Annals of Cardiac Anaesthesia
The pulmonary artery catheter (PAC) and its role in the practice of modern medicine remains to be questioned and has experienced a substantial decline in its use in the most recent decades. The complications associated to its use, the lack of consistency of the interpretation provided by the PAC among clinicians, the development of new hemodynamic methods, and the deleterious cost profile associated to the PAC are some of the reasons behind the decrease in its use. Since its introduction into clinical practice, the PAC and the data obtained from its use became paramount in the management of critically ill patients as well as for the high-risk/invasive procedures. Initially, many clinicians were under the impression that regardless the clinical setting, acquiring the information provided by the PAC justified its use, until a growing body of evidence demonstrated its lack of mortality and morbidity improvement, as well as several reports of the presence of difficulties-some of them fatal-during its insertion.
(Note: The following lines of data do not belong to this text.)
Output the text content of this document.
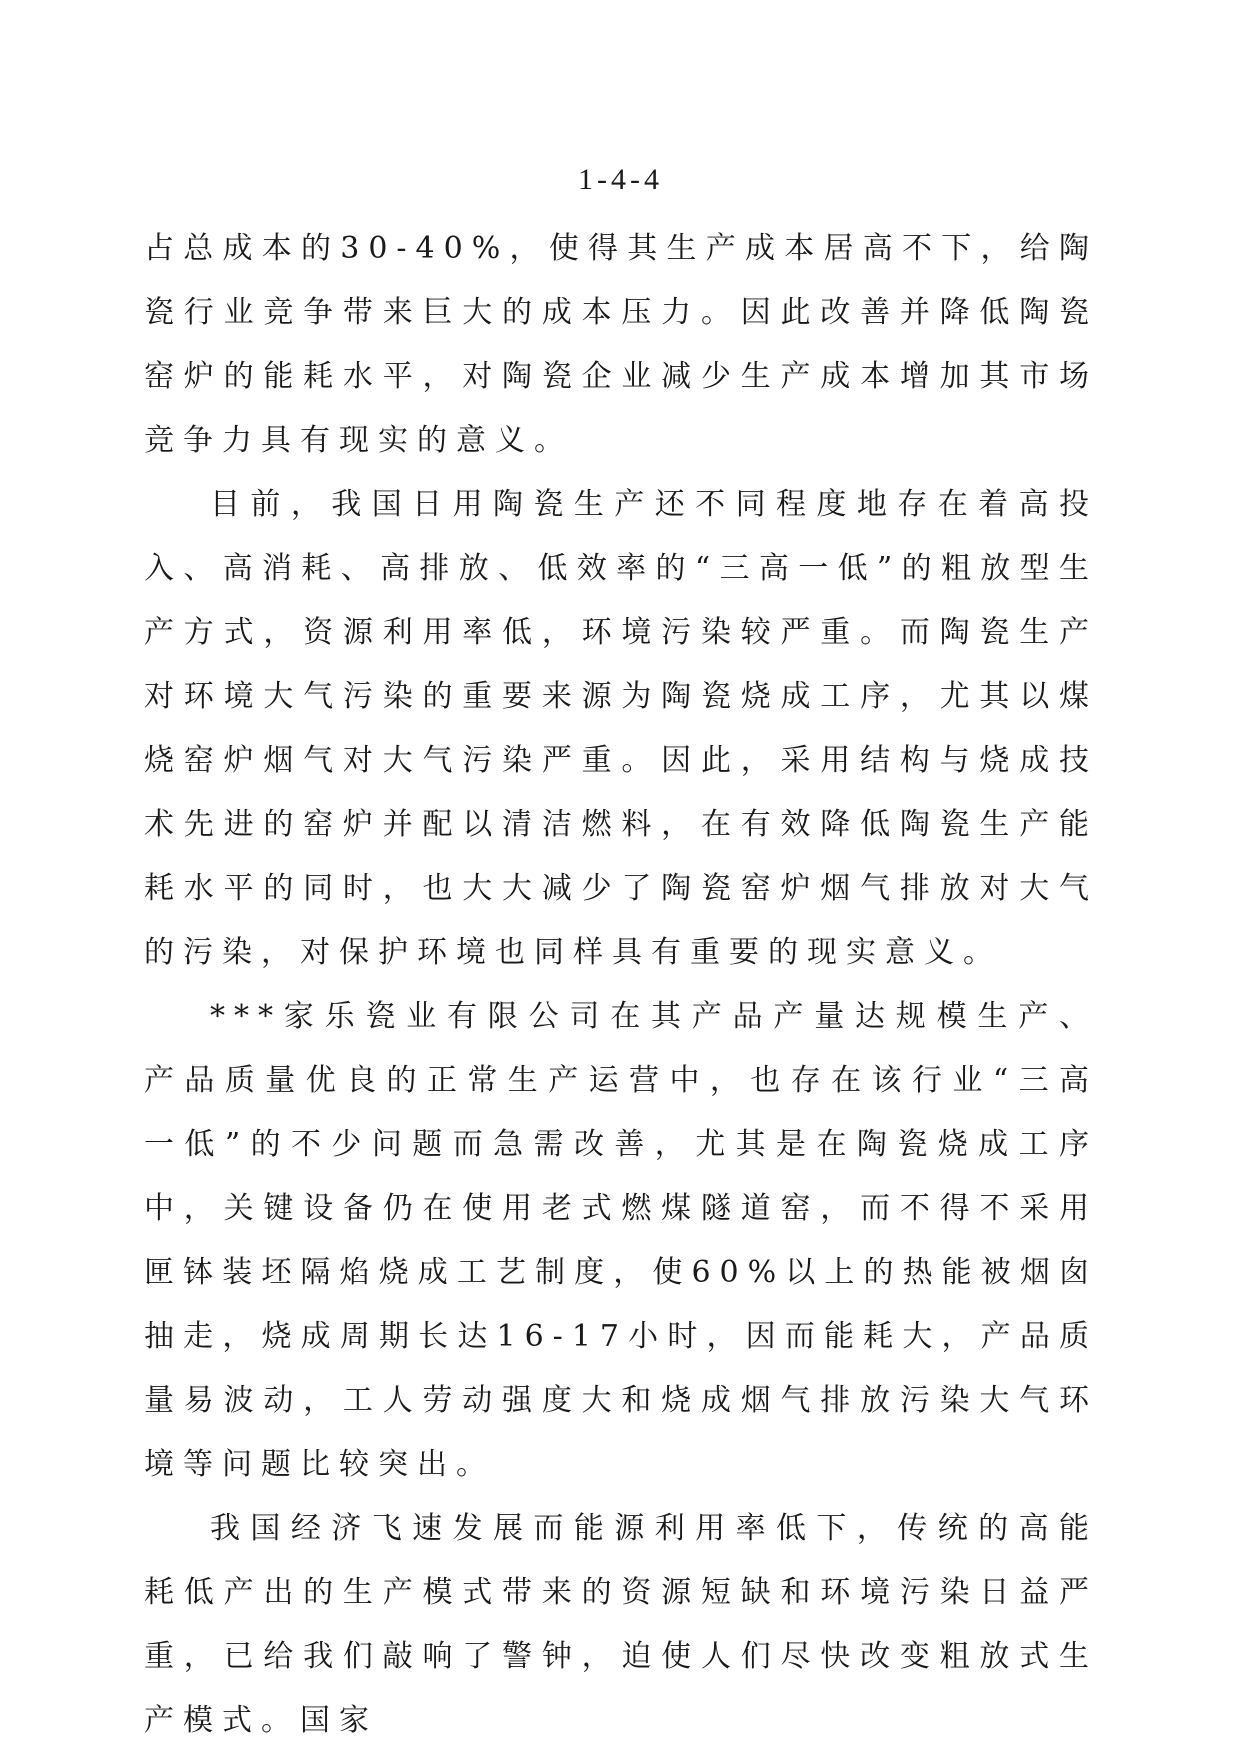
1-4-4

占总成本的30-40%，使得其生产成本居高不下，给陶瓷行业竞争带来巨大的成本压力。因此改善并降低陶瓷窑炉的能耗水平，对陶瓷企业减少生产成本增加其市场竞争力具有现实的意义。

目前，我国日用陶瓷生产还不同程度地存在着高投入、高消耗、高排放、低效率的“三高一低”的粗放型生产方式，资源利用率低，环境污染较严重。而陶瓷生产对环境大气污染的重要来源为陶瓷烧成工序，尤其以煤烧窑炉烟气对大气污染严重。因此，采用结构与烧成技术先进的窑炉并配以清洁燃料，在有效降低陶瓷生产能耗水平的同时，也大大减少了陶瓷窑炉烟气排放对大气的污染，对保护环境也同样具有重要的现实意义。

***家乐瓷业有限公司在其产品产量达规模生产、产品质量优良的正常生产运营中，也存在该行业“三高一低”的不少问题而急需改善，尤其是在陶瓷烧成工序中，关键设备仍在使用老式燃煤隧道窑，而不得不采用匣钵装坯隔焰烧成工艺制度，使60%以上的热能被烟囱抽走，烧成周期长达16-17小时，因而能耗大，产品质量易波动，工人劳动强度大和烧成烟气排放污染大气环境等问题比较突出。

我国经济飞速发展而能源利用率低下，传统的高能耗低产出的生产模式带来的资源短缺和环境污染日益严重，已给我们敲响了警钟，迫使人们尽快改变粗放式生产模式。国家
The authors present an updated review discussing the futility of the PAC in current clinical practice, the complications associated to its insertion, the lack of mortality benefit in critically ill patients and cardiac surgery, as well as present alternative hemodynamic methods to the PAC.
Navas-Blanco JR, Vaidyanathan A, Blanco PT, Modak RK. CON: Pulmonary artery catheter use should be forgone in modern clinical practice. Ann Card Anaesth. 2021 Jan-Mar;24(1):8-11. doi: 10.4103/aca.ACA_126_19. PMID: 33938824; PMCID: PMC8081138.